La scarsa percezione del pericolo
La percezione del pericolo gioca un ruolo cruciale. Il virus è una minaccia letale che sta mietendo vittime nelle nostre città, sotto gli occhi impotenti dei medici che fronteggiano un nemico sconosciuto. Questa percezione forte comporta la messa in atto di misure drastiche e immediate che con tutta probabilità ci faranno uscire presto dal tunnel.
A questo punto c’è da chiedersi, perché non troviamo la stessa tenacia per limitare l’impatto dell’altro nemico che infetta l’atmosfera ovvero la CO2? La malattia la conosciamo da tempo e un bollettino premonitore lo abbiamo già tra le mani. Riguarda le morti precoci per inquinamento, le vittime di fenomeni climatici estremi e quelle potenziali dell’inesorabile innalzamento dei mari. Ciononostante la nostra paura non è ancora sufficiente per iniziare a pensare sul serio che tutto ciò ci riguardi a tal punto da modificare le nostre abitudini.
Il contenimento del Coronavirus insegna che solo chiare imposizioni dall’alto accompagnate da severe sanzioni per chi non le rispetta possono far sperare in risultati misurabili. Urge un piano strutturato, non è più sufficiente contare su attivisti, cittadini virtuosi e comuni ricicloni: serve il whatever it takes per il clima.
Misure troppo blande
L’onda green dei Fridays For Future ha fatto breccia nel cuore dell’Europa; di recente la Commissione ha presentato una proposta di legge per il clima che mira ad emissioni zero entro il 2050 puntando tutto sul monitoraggio regolare degli Stati membri che dovranno dare conto dei loro progressi.
Il 2050 è un futuro troppo lontano per incoraggiare misure urgenti come auspicato da Greta, invitata a Bruxelles per incassare un’altra lontana promessa. «Se la casa brucia non si aspetta qualche anno per spegnere l’incendio, tuttavia è questo che ci propone la Commissione europea — ha detto l’attivista svedese per cui la proposta assomiglia ad una resa. La resa c’è da pensare avvenga di fronte ad evidenze scientifiche inequivocabili.
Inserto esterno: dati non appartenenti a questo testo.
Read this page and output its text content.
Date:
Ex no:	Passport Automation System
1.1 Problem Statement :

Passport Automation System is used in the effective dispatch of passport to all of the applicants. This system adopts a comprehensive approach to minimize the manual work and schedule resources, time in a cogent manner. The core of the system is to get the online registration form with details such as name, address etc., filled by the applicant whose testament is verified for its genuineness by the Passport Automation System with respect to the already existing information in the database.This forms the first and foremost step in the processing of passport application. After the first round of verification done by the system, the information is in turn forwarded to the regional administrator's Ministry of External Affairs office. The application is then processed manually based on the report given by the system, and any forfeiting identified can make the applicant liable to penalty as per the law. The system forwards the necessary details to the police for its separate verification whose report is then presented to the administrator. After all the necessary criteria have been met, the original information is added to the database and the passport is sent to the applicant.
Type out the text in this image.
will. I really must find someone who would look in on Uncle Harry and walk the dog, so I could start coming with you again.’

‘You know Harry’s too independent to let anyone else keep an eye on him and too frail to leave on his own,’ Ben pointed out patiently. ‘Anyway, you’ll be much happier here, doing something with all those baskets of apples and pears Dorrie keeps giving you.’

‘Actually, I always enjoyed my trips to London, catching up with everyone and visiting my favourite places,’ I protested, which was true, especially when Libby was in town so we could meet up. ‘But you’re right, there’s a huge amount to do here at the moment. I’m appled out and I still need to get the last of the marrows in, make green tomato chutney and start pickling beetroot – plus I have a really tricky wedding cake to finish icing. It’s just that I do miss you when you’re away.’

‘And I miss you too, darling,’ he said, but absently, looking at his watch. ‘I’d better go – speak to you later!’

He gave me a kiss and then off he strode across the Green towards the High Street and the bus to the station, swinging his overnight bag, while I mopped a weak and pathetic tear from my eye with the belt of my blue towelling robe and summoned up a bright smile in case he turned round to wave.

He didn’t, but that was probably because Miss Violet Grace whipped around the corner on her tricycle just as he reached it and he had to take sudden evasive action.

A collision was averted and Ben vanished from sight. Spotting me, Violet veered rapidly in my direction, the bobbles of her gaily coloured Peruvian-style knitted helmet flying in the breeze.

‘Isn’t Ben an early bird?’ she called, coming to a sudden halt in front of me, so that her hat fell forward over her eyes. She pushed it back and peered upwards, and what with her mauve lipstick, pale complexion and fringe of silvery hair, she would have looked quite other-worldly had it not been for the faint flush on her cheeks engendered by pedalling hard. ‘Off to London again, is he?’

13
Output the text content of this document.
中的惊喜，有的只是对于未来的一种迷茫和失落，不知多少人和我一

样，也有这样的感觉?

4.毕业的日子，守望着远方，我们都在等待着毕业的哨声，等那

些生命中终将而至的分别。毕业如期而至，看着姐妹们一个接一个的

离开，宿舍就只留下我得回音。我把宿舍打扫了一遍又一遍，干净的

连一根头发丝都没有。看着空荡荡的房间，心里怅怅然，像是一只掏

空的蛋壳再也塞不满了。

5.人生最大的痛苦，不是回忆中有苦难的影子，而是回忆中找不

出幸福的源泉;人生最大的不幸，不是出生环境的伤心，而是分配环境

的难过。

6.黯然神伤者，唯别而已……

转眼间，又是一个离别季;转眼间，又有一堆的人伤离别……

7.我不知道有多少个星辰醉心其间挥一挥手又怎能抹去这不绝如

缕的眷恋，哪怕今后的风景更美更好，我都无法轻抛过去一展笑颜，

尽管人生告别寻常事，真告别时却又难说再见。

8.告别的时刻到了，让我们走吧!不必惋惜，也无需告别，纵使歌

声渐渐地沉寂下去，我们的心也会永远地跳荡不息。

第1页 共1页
Non si contano più gli allarmi degli esperti che ormai appartengono ad una quotidianità segnata dall’inazione.
L’allarme dal mondo scientifico
Lo scioglimento dei ghiacci sta avvenendo ad una velocità sei volte superiore a quella degli anni Novanta. I dati elaborati dall’Università di Leeds potrebbero trovare supporto in quelli relativi al 2019 che si prospetta come l’annus horribilis per i ghiacciai da quando esistono le rilevazioni. Dalla base ucraina Vernadsky sull’isola di Galindez sono arrivate immagini della neve tinta di rosso a causa di un’alga comparsa per le temperature troppo elevate.
Un team di scienziati europei ha pubblicato uno studio su Nature Climate Change in cui prevede la scomparsa di almeno un quarto delle spiagge sabbiose di tutto il mondo entro la fine di questo secolo. Questo significa che almeno 630 milioni di persone si trovano in aree a rischio inondazioni causate dall’innalzamento dei livelli del mare. Il numero di potenziali vittime e la dimensione dei danni economici dietro la cifra elaborata da Climate Central dovrebbero destare seria preoccupazione.
Non delineano scenari rassicuranti nemmeno i numeri forniti dall’Istituto Max Planck in collaborazione con l’Università di Magonza che calcola 9 milioni di morti premature l’anno a causa dell’inquinamento (peggio di fumo, Aids e malaria) utilizzando l’espressione “pandemia da inquinamento”.
E se è vera la previsione degli esperti dell’Onu, i quali stimano un aumento della temperatura di 5 gradi entro la fine del secolo, bisogna iniziare a tenere conto degli eventi meteorologici sempre più violenti che si stanno già moltiplicando.
Se questi dati non ci fanno ancora abbastanza paura, almeno agiamo per lo stesso senso di responsabilità collettivo per cui oggi si sceglie di stare a casa. Se non riusciamo a provarla, quanto meno facciamoci carico della paura che eviteremo alla prossima generazione consegnata ad un ecosistema che scatenerà la sua forza distruttiva quando sarà troppo tardi per agire.